I suspect the depressed husband who was helped by Jerry’s writing found comfort in seeing the value of his farming career, but I also suspect Jerry’s books triggered happy memories for him. Jerry’s young adult book, Wild Oak, has a line that made me think of the depressed farmer. The main character Billy says, “Mostly, I guess, I had come to love the land, the smell of freshly turned soil in the spring when the plow’s mold-board created long ribbons of brown from fencerow to fencerow.” If the farmer read that, he would surely remember a similar experience and spend a moment reliving a happier time.
I guarantee that if you read Jerry Apps’ books, you’ll have a similar experience. One scene from Wild Oak that resonated with me described Billy hunkering down on his belly and looking into an ice fishing hole. Jerry’s words inspired a flashback of ice fishing with my father and laying down on the ice near a hole in a shallow lake. My father, who was not a demonstrative man and would never have told me he loved me, took off his coat and lovingly covered me with it. The underwater world captivated me. I spotted gently flowing underwater weeds and even a fish. It was a tender memory that I cherish.
I also connected with this descriptive wintery paragraph from Wild Oak. “Heavy frost covered the dead grass and hung on the dried heads of the timothy, on the wooden fence that enclosed the barnyard, on the cobwebs that had been meticulously woven from the corner of the barn to the beginning of the fence boards.” And just like that, I’m crunching through deep snow to make my way inside the snug horse barn on a pleasantly crisp winter day. I’m smelling the comforting sweet molasses grain mixed with the warm scent of horses.
When I read Jerry’s works, I feel like I get to curl up in a comfy chair. I breathe easier, and I suspect the same is, or will be, for you too. It was true for a dying father from Dodgeville.
His daughter contacted Jerry a year or so ago to let him know her father had just passed away. “While he was dying,” the daughter said, “Dad asked me to read from one of your books.”

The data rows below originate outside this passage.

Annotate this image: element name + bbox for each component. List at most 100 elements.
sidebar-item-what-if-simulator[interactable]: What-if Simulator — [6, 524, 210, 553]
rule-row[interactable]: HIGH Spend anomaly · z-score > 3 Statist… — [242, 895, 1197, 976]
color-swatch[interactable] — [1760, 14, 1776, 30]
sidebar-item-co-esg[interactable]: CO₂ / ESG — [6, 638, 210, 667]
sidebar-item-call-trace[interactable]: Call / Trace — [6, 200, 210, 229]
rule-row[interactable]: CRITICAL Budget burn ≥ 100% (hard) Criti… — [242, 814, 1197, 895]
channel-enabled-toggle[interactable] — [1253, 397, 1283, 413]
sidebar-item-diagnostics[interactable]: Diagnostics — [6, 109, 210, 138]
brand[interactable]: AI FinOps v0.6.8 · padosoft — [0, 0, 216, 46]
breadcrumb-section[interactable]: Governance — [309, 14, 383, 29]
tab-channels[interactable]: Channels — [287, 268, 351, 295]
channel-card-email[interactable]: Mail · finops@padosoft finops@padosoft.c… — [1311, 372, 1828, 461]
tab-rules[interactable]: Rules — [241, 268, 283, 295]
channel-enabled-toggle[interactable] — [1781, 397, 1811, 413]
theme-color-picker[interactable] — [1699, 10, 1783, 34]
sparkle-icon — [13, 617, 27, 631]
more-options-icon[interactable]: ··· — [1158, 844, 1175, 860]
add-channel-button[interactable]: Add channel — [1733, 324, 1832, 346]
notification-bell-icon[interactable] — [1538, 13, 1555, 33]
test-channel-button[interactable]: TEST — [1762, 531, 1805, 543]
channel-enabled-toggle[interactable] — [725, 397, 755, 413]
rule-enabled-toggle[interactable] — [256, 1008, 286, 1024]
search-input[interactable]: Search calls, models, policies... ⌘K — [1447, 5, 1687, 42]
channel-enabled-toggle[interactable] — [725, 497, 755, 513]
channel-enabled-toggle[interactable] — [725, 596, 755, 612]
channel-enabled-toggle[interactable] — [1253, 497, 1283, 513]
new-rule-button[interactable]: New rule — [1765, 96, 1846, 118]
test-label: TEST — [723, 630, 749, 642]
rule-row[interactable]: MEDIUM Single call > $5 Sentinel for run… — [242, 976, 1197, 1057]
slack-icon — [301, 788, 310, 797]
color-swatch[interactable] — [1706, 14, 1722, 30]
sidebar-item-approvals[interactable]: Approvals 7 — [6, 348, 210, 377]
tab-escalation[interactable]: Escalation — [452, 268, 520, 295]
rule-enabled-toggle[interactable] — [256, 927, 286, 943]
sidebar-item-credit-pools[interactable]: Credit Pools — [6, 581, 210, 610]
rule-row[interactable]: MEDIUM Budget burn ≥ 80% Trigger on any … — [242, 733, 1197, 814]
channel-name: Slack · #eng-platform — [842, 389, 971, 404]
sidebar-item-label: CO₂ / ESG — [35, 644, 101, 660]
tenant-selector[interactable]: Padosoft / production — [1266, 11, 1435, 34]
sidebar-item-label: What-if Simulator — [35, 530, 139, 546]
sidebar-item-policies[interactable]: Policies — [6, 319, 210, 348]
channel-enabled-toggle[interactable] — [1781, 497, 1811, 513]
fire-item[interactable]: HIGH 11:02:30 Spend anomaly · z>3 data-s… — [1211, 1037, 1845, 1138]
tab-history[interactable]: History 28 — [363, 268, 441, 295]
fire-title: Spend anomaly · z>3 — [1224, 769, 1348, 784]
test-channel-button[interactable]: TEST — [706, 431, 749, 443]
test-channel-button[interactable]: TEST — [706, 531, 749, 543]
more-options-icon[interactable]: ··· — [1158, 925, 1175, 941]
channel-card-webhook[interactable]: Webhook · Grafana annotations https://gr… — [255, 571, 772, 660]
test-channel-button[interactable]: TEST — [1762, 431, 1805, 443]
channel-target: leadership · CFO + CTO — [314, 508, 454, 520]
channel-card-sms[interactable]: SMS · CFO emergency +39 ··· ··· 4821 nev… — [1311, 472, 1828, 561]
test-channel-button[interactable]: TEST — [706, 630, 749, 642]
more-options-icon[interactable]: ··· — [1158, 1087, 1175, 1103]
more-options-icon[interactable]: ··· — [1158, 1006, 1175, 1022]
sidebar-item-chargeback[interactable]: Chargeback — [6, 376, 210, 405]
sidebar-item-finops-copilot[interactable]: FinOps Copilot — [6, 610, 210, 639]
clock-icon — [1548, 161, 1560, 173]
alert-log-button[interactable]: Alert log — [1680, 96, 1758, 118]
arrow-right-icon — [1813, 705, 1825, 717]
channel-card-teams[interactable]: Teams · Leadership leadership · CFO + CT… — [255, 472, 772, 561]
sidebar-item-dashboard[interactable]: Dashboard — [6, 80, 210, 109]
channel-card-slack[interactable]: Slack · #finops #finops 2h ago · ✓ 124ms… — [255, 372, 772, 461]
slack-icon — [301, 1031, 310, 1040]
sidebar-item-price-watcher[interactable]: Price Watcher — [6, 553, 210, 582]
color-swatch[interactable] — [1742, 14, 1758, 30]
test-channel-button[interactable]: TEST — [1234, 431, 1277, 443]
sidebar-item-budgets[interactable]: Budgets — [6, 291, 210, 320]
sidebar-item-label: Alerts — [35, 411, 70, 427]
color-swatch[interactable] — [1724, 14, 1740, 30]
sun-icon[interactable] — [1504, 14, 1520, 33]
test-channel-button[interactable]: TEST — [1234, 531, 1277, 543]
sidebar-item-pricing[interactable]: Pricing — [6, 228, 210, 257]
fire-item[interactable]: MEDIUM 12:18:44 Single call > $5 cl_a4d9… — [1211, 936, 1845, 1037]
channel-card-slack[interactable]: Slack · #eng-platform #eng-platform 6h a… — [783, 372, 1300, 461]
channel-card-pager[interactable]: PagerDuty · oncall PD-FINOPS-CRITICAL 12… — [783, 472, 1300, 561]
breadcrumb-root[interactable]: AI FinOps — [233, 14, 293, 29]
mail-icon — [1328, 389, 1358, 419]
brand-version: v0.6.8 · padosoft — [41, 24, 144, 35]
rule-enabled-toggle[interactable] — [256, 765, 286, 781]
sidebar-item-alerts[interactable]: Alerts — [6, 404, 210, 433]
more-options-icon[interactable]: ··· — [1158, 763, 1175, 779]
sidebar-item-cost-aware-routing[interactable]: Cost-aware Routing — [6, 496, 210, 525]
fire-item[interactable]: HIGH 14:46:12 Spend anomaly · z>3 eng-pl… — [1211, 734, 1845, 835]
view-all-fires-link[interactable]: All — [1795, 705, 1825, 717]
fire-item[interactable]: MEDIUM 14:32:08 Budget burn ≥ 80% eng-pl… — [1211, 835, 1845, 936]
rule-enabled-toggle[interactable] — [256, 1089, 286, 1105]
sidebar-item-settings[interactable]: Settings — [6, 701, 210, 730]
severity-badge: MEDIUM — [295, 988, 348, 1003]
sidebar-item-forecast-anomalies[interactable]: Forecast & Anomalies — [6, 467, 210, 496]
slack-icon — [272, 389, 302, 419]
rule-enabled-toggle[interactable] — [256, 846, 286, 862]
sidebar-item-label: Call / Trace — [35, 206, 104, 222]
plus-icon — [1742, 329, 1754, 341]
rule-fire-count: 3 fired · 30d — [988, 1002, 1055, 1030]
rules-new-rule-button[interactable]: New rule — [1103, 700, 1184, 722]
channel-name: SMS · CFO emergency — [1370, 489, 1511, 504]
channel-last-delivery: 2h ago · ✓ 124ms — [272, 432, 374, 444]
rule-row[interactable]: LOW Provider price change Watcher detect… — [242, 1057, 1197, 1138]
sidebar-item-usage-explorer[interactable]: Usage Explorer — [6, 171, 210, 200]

“That about set me off my chair,” Jerry told me.
Writers want their words to make a difference in people’s lives, but even if we’re not all writers, we can help people who are struggling by simply listening. As a former college professor, Jerry has counseled many students, some with serious issues. He’s found that if he has people start by telling a story of something that’s happened in their life, they will open up. Many times, the simple act of listening is enough to help the person. He mentioned that we all can do this and gave the example of times when a friend or neighbor stops over for a chat. After listening for a while, the person finally brings up what was really on his or her mind. Simply by showing interest, we can help that person.
Jerry finds great satisfaction in knowing that he has helped people and made a difference. If you haven’t read his work, grab a cozy blanket. Treat yourself to the rocking chair cadence of his words; start with a story.